The Okhotsk Sea plays an important role in the North Pacific Ocean circulation through its influence on the formation of the North Pacific Intermediate Water (NPIW). In addition, it has a highly variable sea ice cover, which influences not only water mass formation, but also the atmospheric circulation over the sub-polar North Pacific. The dense water formed along the Okhotsk Sea shelves is the source of this NPIW and depends critically on the details of the coastal polynyas and tidal mixing, and their relation to the stratification and mean circulation. Though recent observations have shown that brine rejection from sea ice sinks at the tidal front over the shelves, many questions remain as to the relationship among polynya openings, ice production, ocean-ice heat exchange, and shelf dynamics.
Intellectual merit: In this project, oceanographers at the University of Washington will perform a series of sensitivity experiments with a regional coupled ice-ocean model to investigate the sea ice and water mass formation and their inter-annual variability.

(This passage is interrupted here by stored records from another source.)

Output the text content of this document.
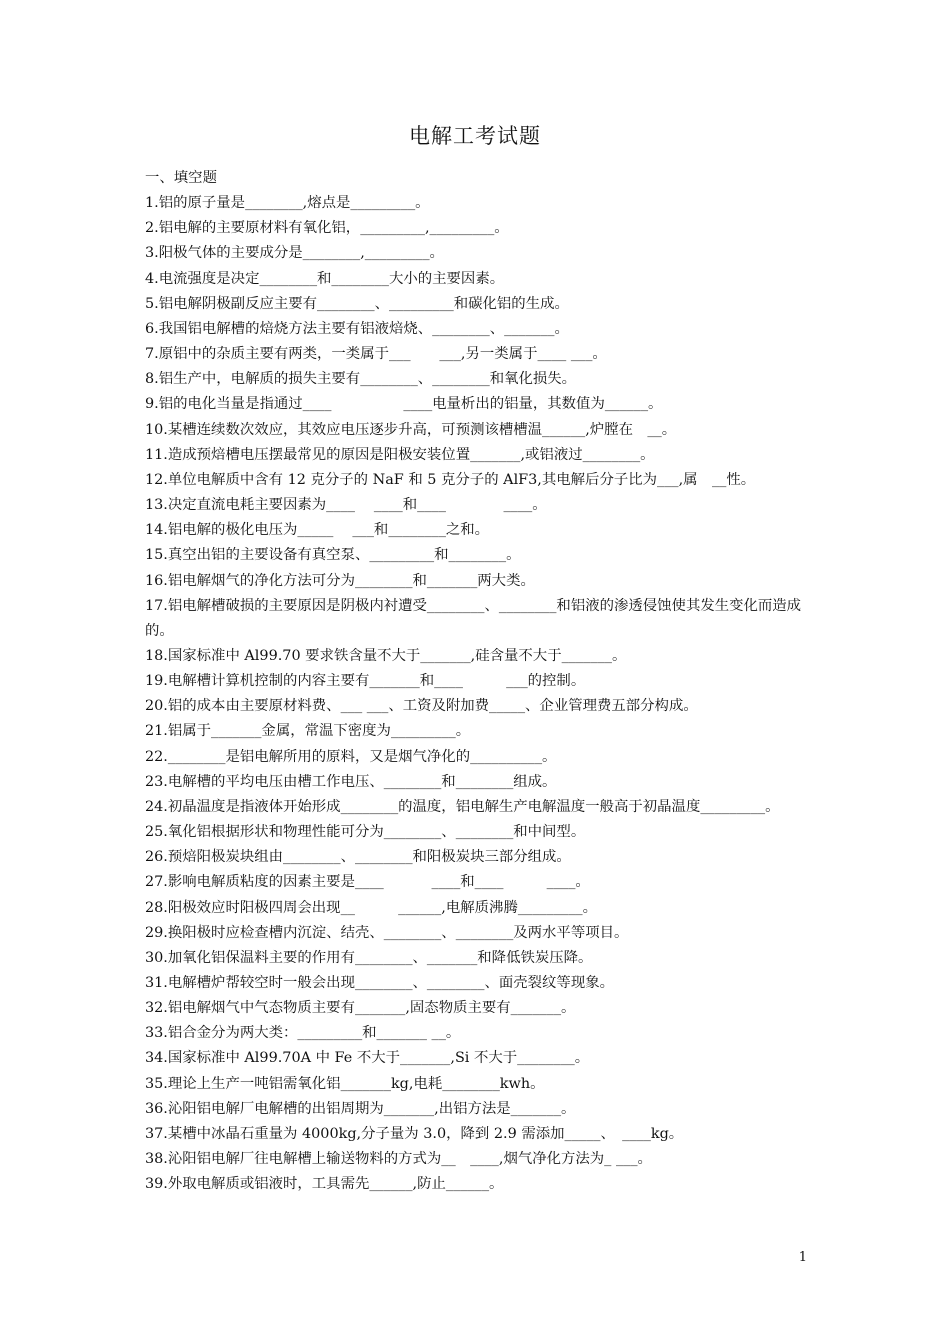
电解工考试题
一、填空题
1.铝的原子量是________,熔点是_________。
2.铝电解的主要原材料有氧化铝，_________,_________。
3.阳极气体的主要成分是________,_________。
4.电流强度是决定________和________大小的主要因素。
5.铝电解阴极副反应主要有________、_________和碳化铝的生成。
6.我国铝电解槽的焙烧方法主要有铝液焙烧、________、_______。
7.原铝中的杂质主要有两类，一类属于___　　___,另一类属于____ ___。
8.铝生产中，电解质的损失主要有________、________和氧化损失。
9.铝的电化当量是指通过____　　　　　____电量析出的铝量，其数值为______。
10.某槽连续数次效应，其效应电压逐步升高，可预测该槽槽温______,炉膛在　__。
11.造成预焙槽电压摆最常见的原因是阳极安装位置_______,或铝液过________。
12.单位电解质中含有 12 克分子的 NaF 和 5 克分子的 AlF3,其电解后分子比为___,属　__性。
13.决定直流电耗主要因素为____　 ____和____　　　　____。
14.铝电解的极化电压为_____　 ___和________之和。
15.真空出铝的主要设备有真空泵、_________和________。
16.铝电解烟气的净化方法可分为________和_______两大类。
17.铝电解槽破损的主要原因是阴极内衬遭受________、________和铝液的渗透侵蚀使其发生变化而造成的。
18.国家标准中 Al99.70 要求铁含量不大于_______,硅含量不大于_______。
19.电解槽计算机控制的内容主要有_______和____　　　___的控制。
20.铝的成本由主要原材料费、___ ___、工资及附加费_____、企业管理费五部分构成。
21.铝属于_______金属，常温下密度为_________。
22.________是铝电解所用的原料，又是烟气净化的__________。
23.电解槽的平均电压由槽工作电压、________和________组成。
24.初晶温度是指液体开始形成________的温度，铝电解生产电解温度一般高于初晶温度_________。
25.氧化铝根据形状和物理性能可分为________、________和中间型。
26.预焙阳极炭块组由________、________和阳极炭块三部分组成。
27.影响电解质粘度的因素主要是____　　　 ____和____　　　____。
28.阳极效应时阳极四周会出现__　　　______,电解质沸腾_________。
29.换阳极时应检查槽内沉淀、结壳、________、________及两水平等项目。
30.加氧化铝保温料主要的作用有________、_______和降低铁炭压降。
31.电解槽炉帮较空时一般会出现________、________、面壳裂纹等现象。
32.铝电解烟气中气态物质主要有_______,固态物质主要有_______。
33.铝合金分为两大类：_________和_______ __。
34.国家标准中 Al99.70A 中 Fe 不大于_______,Si 不大于________。
35.理论上生产一吨铝需氧化铝_______kg,电耗________kwh。
36.沁阳铝电解厂电解槽的出铝周期为_______,出铝方法是_______。
37.某槽中冰晶石重量为 4000kg,分子量为 3.0，降到 2.9 需添加_____、　____kg。
38.沁阳铝电解厂往电解槽上输送物料的方式为__　____,烟气净化方法为_ ___。
39.外取电解质或铝液时，工具需先______,防止______。
1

In addition to coupling the Regional Ocean Model System, a terrain following coastal ocean model, and the Community Sea Ice Model, a sophisticated dynamic-thermodynamic sea ice model, the researcher will also employ new, high quality datasets for model forcing, initialization, and verification. The outcomes of the work will include an integration of available data with a model of the Okhotsk Sea that will also take into account the important physical oceanographic processes in the region. An analysis of the heat and fresh water budgets of the region will also be made, focusing on both the seasonal cycle and inter-annual variability. The dense water formation in the model will be quantified, and the sensitivity of the model to the influence of tides will be tested. In addition to the regional modeling, the researcher will also analyze the influence of the Okhotsk Sea on a larger scale using the Community Climate System Model (CCSM, a global climate model). The regional ocean-ice model will be used to estimate the importance of processes that are absent from the CCSM.

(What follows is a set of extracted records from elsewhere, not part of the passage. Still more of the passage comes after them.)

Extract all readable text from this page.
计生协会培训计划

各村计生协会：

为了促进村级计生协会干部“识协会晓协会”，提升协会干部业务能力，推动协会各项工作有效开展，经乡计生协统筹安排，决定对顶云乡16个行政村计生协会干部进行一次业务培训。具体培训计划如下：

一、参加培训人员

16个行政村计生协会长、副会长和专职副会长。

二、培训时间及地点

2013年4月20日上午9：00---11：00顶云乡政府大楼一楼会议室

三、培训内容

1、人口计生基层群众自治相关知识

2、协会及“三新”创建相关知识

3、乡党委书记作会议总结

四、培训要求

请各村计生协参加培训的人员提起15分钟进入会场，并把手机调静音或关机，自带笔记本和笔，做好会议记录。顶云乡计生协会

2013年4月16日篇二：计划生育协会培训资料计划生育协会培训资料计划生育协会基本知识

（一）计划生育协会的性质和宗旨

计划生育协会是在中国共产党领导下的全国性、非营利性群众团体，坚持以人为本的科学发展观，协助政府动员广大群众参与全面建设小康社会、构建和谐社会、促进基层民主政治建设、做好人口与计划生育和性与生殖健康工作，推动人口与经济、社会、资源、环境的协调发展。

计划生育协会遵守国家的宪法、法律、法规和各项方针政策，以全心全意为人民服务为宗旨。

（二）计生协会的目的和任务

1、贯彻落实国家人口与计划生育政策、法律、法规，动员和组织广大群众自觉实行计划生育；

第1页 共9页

Broader Impacts: The results from this work will not only lead to an improved understanding of polynyas but also to the potential global importance of the Okhotsk Sea. In addition to training a graduate student, the work will also develop a partnership with the Community Climate System Model project at NCAR. The use of the CCSM sea-ice model in a regional context will help with future development of the CCSM as the new generation of super-computers allow for higher resolution climate simulations.